0 dkg@host:gpgv-dates$ gpgv --status-fd 3 --keyring pubkey.gpg before.txt.asc  3>status.out
gpgv: Signature made Mon 09 Nov 2015 12:00:03 AM EST
gpgv:                using RSA key 655C6990848F642B
gpgv: public key 655C6990848F642B is 165 days newer than the signature
gpgv: Can't check signature: Time conflict
2 dkg@alice:/tmp/cdtemp.9CTcwC/gpgv-dates$ cat status.out 
[GNUPG:] NEWSIG
[GNUPG:] KEY_CONSIDERED C0A429B45292C8C082E5E31A655C6990848F642B 0
[GNUPG:] ERRSIG 655C6990848F642B 1 8 00 1447045203 39
0 dkg@host:gpgv-dates$

I also note that back in 2016 Werner identified this as a candidate for 2.1. Please help make revocation and expiration actually meaningful.

GPGME does not use gpgv.
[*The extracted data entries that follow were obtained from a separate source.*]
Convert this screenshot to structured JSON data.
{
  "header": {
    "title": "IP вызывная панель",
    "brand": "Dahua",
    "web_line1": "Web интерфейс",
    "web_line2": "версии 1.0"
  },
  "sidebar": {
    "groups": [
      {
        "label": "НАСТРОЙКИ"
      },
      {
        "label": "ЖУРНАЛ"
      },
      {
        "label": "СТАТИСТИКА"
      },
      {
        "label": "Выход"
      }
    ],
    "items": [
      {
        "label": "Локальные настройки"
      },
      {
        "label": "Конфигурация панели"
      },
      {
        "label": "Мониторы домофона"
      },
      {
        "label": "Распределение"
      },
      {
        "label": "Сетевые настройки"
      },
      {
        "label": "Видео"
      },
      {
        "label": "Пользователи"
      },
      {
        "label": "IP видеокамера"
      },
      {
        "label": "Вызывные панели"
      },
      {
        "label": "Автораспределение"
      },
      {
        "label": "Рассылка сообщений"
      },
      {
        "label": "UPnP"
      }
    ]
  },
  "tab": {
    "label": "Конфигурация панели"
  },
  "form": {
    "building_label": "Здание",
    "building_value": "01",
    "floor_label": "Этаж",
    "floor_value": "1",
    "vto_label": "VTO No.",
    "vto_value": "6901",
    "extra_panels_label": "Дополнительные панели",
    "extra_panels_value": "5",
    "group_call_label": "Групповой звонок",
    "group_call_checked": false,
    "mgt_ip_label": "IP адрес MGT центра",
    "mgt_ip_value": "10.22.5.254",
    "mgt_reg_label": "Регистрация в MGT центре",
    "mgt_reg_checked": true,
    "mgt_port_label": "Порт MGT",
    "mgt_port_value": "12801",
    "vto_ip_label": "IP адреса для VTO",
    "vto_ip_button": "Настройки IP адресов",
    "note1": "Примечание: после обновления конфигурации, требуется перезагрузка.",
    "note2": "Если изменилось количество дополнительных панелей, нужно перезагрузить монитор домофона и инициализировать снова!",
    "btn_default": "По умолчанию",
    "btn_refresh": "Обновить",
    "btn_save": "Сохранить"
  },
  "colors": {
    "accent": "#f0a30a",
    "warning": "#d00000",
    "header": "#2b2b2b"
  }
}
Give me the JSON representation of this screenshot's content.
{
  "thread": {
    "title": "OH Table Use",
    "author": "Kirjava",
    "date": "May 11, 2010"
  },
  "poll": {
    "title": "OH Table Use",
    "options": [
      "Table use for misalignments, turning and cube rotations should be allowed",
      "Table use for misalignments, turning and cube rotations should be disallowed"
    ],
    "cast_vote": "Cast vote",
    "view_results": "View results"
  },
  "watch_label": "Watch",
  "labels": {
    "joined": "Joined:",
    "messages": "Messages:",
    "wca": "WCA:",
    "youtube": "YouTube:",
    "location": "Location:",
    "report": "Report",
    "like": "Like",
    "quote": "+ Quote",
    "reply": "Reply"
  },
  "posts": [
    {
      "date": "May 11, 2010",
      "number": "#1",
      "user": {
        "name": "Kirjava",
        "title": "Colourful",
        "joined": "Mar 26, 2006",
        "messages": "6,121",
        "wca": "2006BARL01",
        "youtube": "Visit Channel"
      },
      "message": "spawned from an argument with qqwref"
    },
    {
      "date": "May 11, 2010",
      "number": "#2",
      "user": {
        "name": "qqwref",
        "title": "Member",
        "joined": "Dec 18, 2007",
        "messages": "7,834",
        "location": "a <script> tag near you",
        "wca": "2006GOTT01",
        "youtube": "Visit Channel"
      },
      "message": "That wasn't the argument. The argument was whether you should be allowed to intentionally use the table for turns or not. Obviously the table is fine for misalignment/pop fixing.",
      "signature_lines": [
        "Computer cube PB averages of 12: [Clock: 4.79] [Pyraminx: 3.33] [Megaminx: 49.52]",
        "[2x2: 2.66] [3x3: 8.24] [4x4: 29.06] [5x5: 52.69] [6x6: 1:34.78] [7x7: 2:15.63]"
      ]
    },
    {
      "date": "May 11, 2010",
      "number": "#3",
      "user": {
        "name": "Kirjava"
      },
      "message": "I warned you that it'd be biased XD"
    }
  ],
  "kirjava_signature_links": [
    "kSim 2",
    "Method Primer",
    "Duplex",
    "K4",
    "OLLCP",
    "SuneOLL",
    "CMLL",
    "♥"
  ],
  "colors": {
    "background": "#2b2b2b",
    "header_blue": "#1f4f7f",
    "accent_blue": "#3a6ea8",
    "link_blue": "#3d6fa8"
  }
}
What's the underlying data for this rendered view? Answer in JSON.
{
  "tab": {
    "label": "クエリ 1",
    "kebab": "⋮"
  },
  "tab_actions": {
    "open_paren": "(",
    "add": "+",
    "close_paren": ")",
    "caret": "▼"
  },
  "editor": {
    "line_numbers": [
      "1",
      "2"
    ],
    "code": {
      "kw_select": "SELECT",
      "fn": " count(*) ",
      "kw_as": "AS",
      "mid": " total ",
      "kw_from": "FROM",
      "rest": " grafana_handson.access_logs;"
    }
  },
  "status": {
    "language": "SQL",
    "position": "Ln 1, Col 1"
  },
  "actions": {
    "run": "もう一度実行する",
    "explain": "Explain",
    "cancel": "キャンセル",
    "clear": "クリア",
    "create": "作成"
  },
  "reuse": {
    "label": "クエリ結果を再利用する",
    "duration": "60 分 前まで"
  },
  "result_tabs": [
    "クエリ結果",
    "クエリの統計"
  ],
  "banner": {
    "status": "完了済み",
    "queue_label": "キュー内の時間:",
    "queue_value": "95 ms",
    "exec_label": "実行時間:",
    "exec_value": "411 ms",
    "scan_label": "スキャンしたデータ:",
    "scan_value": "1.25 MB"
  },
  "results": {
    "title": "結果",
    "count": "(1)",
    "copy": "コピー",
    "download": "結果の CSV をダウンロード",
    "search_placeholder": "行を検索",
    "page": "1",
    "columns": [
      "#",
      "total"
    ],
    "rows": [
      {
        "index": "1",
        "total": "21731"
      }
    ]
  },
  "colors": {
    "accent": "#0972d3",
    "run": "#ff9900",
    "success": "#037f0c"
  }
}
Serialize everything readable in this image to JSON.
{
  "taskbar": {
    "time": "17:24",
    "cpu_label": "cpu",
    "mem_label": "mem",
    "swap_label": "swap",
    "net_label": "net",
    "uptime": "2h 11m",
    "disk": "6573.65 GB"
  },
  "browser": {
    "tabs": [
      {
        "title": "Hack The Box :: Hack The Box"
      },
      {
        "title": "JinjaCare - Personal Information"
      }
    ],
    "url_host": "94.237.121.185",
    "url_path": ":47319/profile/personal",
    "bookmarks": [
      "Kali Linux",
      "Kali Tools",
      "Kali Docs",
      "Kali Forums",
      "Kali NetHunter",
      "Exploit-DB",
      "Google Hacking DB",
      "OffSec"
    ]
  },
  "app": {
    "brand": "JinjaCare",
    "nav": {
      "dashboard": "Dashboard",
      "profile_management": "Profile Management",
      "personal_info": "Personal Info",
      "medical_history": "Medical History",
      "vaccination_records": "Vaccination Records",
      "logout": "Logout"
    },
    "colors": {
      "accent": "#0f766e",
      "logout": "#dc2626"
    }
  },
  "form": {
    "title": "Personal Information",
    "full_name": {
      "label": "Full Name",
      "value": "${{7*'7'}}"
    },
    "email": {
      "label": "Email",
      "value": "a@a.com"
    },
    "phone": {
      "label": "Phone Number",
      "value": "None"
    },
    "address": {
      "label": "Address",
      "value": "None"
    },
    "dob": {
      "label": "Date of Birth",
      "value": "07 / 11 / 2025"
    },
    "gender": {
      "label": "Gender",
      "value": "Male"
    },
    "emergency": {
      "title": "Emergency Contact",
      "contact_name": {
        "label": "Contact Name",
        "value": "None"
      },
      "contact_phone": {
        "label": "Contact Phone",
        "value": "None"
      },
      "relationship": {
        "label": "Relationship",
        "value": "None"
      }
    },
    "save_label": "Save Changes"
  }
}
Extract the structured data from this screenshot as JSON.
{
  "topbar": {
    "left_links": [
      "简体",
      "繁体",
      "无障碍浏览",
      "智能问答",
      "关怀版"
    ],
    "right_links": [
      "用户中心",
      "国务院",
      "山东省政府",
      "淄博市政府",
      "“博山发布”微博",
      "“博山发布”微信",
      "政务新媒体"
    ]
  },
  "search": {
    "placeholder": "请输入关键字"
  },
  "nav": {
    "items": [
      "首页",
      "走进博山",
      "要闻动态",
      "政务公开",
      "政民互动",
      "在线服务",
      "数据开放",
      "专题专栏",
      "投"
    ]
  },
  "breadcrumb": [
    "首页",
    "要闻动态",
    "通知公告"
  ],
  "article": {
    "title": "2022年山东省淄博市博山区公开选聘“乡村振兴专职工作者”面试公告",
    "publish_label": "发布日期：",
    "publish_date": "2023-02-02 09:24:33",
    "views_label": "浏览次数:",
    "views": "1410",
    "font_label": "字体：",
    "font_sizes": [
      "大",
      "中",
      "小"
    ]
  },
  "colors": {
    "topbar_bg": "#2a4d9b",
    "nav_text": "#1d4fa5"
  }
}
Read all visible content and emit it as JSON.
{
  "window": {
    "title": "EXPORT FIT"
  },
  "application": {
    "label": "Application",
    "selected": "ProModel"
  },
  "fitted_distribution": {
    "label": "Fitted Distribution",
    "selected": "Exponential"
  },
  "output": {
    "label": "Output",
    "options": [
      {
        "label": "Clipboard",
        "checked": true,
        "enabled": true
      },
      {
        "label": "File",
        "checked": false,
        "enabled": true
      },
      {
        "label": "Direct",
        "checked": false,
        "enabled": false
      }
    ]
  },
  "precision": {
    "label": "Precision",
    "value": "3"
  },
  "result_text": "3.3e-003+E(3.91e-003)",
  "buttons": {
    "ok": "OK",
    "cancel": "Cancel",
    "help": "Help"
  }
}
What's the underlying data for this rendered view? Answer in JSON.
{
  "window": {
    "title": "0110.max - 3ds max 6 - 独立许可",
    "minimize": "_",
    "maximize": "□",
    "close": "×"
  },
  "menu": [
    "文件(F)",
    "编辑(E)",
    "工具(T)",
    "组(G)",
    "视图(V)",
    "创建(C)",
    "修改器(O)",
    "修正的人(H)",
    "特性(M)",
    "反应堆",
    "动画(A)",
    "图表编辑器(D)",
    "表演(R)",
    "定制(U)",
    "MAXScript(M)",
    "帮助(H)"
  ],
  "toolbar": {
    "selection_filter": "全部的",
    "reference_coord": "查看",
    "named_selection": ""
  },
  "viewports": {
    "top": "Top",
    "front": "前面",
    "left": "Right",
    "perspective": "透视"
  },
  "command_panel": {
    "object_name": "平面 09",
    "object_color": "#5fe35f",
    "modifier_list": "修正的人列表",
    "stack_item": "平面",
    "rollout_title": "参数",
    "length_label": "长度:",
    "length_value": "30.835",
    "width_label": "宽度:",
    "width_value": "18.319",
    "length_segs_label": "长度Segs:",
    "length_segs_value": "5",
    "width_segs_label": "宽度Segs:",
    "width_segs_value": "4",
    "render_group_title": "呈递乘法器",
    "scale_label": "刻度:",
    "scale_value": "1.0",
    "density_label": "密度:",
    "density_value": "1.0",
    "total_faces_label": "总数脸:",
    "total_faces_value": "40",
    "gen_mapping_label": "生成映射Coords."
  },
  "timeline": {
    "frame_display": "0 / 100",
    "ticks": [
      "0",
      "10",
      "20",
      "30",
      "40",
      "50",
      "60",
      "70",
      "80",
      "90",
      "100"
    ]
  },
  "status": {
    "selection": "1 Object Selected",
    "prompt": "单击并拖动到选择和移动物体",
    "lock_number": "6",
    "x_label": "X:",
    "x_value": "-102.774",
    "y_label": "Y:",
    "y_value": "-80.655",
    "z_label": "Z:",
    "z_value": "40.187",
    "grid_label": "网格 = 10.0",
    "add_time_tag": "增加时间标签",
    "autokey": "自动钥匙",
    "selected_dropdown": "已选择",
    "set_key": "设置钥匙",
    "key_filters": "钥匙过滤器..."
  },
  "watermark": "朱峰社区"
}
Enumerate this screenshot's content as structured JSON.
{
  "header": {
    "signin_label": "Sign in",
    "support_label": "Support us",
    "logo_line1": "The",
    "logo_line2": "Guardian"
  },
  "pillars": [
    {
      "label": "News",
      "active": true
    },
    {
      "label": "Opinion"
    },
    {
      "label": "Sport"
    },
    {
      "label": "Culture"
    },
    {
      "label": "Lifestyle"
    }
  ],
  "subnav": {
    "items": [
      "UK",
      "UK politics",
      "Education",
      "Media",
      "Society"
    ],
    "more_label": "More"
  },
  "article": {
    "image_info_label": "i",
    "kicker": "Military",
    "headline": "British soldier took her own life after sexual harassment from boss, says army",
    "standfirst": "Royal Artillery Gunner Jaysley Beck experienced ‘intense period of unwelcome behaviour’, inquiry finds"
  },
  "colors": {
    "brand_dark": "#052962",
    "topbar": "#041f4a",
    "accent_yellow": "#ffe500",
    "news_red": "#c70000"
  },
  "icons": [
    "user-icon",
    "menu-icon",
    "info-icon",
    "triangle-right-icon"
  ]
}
What Justus likely meant is that we would need to change the common code used by gpgv and gpg. That may give problems in GPGME.

I did not re-read this thread but I do not think that this would affect GPGME. However, we need to stop fixning bugs at some point and do a release for a stable maintained branch (LTS they call it these times). This is why we can't fix this now. I am really sorry about this. Many other things took too much time and thus the 2.2 release is more than a year late. We need to live with some bugs for now and find a way later to fix them without an invasive patch.